Semaine 21 au 27 juin 2017 - Numéro 1181
Un parking sur les ruines ptolémaïques
  Une partie du mur historique du port est d’Alexandrie a été détruite en vue de la construction d'un parking. Archéologues et habitants dénoncent un « scandale ».
Un parking sur les ruines ptolémaïques
Samar Zarée04-03-2015

Alexandrie, les milieux archéologiques, mais aussi les habitants de la ville ne cachent pas leur indignation face à la décision des autorités locales de démolir une partie du mur historique du port Est, l’un des monuments les plus importants de la ville. La raison de cette démolition n’est pas moins scandaleuse que l’acte lui-même. Il s’agit en fait de construire un parking privé pour servir le complexe des tribunaux dans le quartier de Manchiya. « Construire un parking dans cet endroit, c’était la solution que j’ai proposée pour trouver une place aux dizaines de voitures qui se garent un peu n’importe comment sur la corniche, provoquant un vrai problème de circulation », se vante Ahmad Abou-Taleb, chef du quartier Gomrok.

Pour les archéologues, il s’agit simplement d’une catastrophe en plus qui s’ajoute aux violations qui frappent le patrimoine alexandrin depuis des années. Mohamad Awad, professeur d’architecture à la faculté de génie d’Alexandrie, explique que le mur de la corniche dans le quartier de Manchiya a été construit pendant le règne de Abbas Helmi II en 1905. « Ce mur qui fait partie de l’histoire d’Alexandrie a été classé sur la liste, dressée en 2003, du patrimoine de la ville, en plus de toute la zone de Selséla devant la Bibliothèque d’Alexandrie. Il est donc interdit de faire n’importe quel changement susceptible d’endommager ces édifices », ajoute le spécialiste. Selon lui, le projet du parking n’est pas nouveau. « J’ai pu le freiner en 2008, mais malheureusement, cette fois-ci, ils ont réussi à démolir 3 mètres du mur, sans même consulter les spécialistes ». En tant que responsable actif dans le domaine de la préservation du patrimoine d’Alexandrie, le professeur Awad n’entend pas laisser passer cette violation sous silence. Il promet d’en parler avec le nouveau gouverneur.
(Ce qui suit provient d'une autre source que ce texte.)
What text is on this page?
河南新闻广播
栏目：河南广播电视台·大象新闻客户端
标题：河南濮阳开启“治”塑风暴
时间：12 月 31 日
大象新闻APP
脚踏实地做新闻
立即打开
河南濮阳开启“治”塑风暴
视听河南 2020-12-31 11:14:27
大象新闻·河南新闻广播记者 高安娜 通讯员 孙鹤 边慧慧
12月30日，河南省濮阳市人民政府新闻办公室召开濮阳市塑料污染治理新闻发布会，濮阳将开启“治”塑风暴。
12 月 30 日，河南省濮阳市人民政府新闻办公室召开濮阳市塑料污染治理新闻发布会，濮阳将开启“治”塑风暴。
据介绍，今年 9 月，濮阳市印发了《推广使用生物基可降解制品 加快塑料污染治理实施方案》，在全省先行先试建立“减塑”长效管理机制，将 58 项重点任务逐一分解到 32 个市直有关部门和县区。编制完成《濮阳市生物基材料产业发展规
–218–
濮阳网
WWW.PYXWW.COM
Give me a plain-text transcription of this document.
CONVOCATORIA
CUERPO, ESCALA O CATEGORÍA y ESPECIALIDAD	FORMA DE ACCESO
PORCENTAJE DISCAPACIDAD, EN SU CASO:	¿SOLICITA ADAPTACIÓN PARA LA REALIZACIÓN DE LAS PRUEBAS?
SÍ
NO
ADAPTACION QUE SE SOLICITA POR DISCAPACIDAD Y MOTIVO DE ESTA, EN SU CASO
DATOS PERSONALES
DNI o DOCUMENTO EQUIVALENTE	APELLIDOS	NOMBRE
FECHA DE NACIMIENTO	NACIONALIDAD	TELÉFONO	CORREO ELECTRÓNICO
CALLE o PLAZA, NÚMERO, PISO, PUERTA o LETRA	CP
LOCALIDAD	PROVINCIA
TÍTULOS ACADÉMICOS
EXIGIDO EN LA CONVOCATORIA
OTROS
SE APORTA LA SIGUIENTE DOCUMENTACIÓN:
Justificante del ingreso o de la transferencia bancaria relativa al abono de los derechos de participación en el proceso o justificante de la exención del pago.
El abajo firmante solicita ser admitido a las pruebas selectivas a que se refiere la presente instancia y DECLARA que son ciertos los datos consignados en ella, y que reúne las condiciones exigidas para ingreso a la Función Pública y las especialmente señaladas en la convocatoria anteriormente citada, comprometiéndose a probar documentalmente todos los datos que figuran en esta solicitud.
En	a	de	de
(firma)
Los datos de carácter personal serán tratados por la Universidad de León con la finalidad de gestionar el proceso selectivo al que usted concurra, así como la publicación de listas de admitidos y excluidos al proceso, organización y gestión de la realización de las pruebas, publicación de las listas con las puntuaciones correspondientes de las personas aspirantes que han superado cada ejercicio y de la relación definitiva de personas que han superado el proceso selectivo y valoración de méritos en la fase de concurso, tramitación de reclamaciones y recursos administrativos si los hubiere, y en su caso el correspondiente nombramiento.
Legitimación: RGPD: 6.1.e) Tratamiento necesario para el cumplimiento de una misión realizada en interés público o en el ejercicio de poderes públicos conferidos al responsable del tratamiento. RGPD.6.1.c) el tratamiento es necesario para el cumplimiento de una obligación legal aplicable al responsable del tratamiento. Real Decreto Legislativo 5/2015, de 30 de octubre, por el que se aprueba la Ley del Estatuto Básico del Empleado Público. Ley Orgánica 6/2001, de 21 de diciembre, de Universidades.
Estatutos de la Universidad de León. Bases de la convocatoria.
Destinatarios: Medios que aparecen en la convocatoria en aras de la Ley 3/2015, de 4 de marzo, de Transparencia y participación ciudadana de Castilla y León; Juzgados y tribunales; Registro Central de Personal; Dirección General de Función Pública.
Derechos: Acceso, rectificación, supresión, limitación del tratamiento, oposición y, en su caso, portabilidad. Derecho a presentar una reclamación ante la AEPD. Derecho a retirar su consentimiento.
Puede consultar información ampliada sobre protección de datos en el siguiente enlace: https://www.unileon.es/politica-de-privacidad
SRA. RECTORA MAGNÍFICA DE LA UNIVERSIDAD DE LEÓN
De leur côté, les habitants ont lancé la campagne « Protégez l’héritage d’Alexandrie » dans le but d’arrêter ce projet. Sur les réseaux sociaux, ils affirment avoir envoyé une plainte au nouveau gouverneur qui n’aurait pas encore réagi.

« Ce qui se passe actuellement sur la corniche du port Est est un vrai crime contre un chapitre de l’histoire d’Alexandrie, tous les responsables doivent être punis », s’indigne à son tour Ahmad Abdel-Fattah, un archéologue et membre de la campagne. « Le port Est d’Alexandrie qui commence du quartier de Selséla jusqu’à Bahari est d’une grande importance historique et archéologique. Ce fut l’un des ports les plus importants au monde il y a plus de mille ans. Ce port a été témoin de l’échange culturel et commercial entre l’Egypte et les autres pays du monde. C’est tout ce qui reste comme monument de l’ère ptolémaïque », souligne-t-il.

En fait, le mur en question n’est qu’un exemple de la vague de démolition et de défiguration qui balaie depuis 2011 les bâtiments historiques de cette ville portuaire. En l’espace de quatre ans, plus de 33 villas et bâtiments historiques ont été démolis sous le regard passif des responsables. Cette fois, c’est encore plus grave puisque le dégât provient de ces derniers.